What type of mother raises a killer? This is the question Picoult addresses in her book. As it turns out, it may not be a mother too different from your own or even you. It's just a mother doing what everyone of us does, what she feels is best for her child, though her desicions may differ from your own. Picoult writes "Children don't make their own mistakes. They plunge into a pit they have been led to by their parents." This really made me think about the pits I may be leding my children to. I'm not sure that there is a way to avoid all pits. Maybe the key is to teach your child to step around. Or maybe it's just being there so that when they do take that tragic step they are not free-falling.
This novel really gave me a slightly new view on parenthood. I believe that I will focus a little more on tolerence, preach individuality, seek signs of bullying and remember how everything seems so important when we are young and can't see the grand picture.

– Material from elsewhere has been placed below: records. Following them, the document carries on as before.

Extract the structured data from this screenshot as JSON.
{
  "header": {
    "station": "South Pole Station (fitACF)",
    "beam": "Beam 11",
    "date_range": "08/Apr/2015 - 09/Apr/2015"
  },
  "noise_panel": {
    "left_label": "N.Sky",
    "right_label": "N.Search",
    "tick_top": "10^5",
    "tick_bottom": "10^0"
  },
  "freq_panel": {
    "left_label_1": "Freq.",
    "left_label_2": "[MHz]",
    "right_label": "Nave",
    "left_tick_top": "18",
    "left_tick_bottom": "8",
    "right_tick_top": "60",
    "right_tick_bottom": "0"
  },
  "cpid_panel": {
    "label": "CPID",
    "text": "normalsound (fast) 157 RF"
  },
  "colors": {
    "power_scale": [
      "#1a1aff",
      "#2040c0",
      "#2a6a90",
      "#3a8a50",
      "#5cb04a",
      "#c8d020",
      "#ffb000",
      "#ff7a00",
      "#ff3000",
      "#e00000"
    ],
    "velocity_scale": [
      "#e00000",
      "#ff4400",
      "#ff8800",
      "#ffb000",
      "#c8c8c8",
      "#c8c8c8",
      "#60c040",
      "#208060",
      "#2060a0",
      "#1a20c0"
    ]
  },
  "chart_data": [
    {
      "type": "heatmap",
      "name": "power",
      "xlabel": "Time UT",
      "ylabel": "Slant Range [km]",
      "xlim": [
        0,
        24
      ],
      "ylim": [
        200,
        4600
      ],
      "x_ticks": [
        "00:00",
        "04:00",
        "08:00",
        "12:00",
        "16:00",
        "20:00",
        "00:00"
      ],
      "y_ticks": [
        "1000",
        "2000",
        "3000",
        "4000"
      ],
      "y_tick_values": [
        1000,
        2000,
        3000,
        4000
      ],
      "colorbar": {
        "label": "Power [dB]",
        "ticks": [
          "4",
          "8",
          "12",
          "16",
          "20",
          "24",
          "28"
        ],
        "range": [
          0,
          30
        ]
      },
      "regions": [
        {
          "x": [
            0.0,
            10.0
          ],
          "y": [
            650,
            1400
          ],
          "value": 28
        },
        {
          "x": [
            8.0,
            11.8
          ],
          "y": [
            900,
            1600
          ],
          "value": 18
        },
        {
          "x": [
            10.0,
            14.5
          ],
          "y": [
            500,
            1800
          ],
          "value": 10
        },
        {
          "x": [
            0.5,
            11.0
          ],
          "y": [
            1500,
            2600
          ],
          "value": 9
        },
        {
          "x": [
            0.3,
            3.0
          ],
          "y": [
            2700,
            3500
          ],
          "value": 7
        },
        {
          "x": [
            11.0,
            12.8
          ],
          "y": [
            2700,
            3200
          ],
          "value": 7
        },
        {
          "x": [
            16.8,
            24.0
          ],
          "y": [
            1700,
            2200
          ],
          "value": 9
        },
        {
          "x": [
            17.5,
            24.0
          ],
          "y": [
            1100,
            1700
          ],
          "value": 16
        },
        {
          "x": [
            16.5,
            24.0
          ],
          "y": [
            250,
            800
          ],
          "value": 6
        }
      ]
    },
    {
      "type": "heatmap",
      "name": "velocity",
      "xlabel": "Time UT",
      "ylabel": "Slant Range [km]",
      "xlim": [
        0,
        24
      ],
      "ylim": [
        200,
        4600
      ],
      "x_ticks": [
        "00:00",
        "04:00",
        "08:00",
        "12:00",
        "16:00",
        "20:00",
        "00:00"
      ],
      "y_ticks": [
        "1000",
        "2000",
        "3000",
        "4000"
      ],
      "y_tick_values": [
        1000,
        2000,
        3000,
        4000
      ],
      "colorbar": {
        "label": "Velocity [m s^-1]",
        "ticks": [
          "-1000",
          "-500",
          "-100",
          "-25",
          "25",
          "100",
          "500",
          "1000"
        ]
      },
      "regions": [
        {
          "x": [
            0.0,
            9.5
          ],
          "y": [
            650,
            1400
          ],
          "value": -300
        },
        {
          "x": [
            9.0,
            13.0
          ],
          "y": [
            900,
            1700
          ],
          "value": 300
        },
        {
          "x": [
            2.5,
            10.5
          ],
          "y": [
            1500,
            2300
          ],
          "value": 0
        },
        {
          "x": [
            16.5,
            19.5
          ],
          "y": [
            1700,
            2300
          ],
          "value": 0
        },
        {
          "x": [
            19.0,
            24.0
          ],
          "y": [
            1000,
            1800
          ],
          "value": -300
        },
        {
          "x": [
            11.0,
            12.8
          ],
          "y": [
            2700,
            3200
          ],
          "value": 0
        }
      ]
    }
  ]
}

My Rating: 4 1/2 Stars (deducting a half for the twists being somewhat predictable) This is a novel that I will be recommending to others, a novel whose characters stay with you.

If I could Sum this book up in one phrase it would be: An emotional, thought-provoking rollercoaster that must be riden.

5 comments:

CurtisandMindy said...

very nice review. i totally agree with you. it is scary as heck to not be able to anticipate what our children will come up against....or to even try to anticipate it. i thought your review was VERY well thought out.

CurtisandMindy said...

feel free to add your favorite reads on the side. i feel guilty when i see just mine there.

CurtisandMindy said...

any ideas as to why it was called "19 minutes" w/o giving away the story?

Heather said...

The total time from the first shot to when Peter was apprehended was Nineteen Minutes.

Melissa said...

I agree with Heather that this book made me think about parenting a little differently and even now I'm trying to make sure that my boys know that it is important to be kind to others as well as to stick up for themselves and be their own person. I wouldn't call this an enjoyable book, but it does draw one in and make you want to call all your firends to talke about it.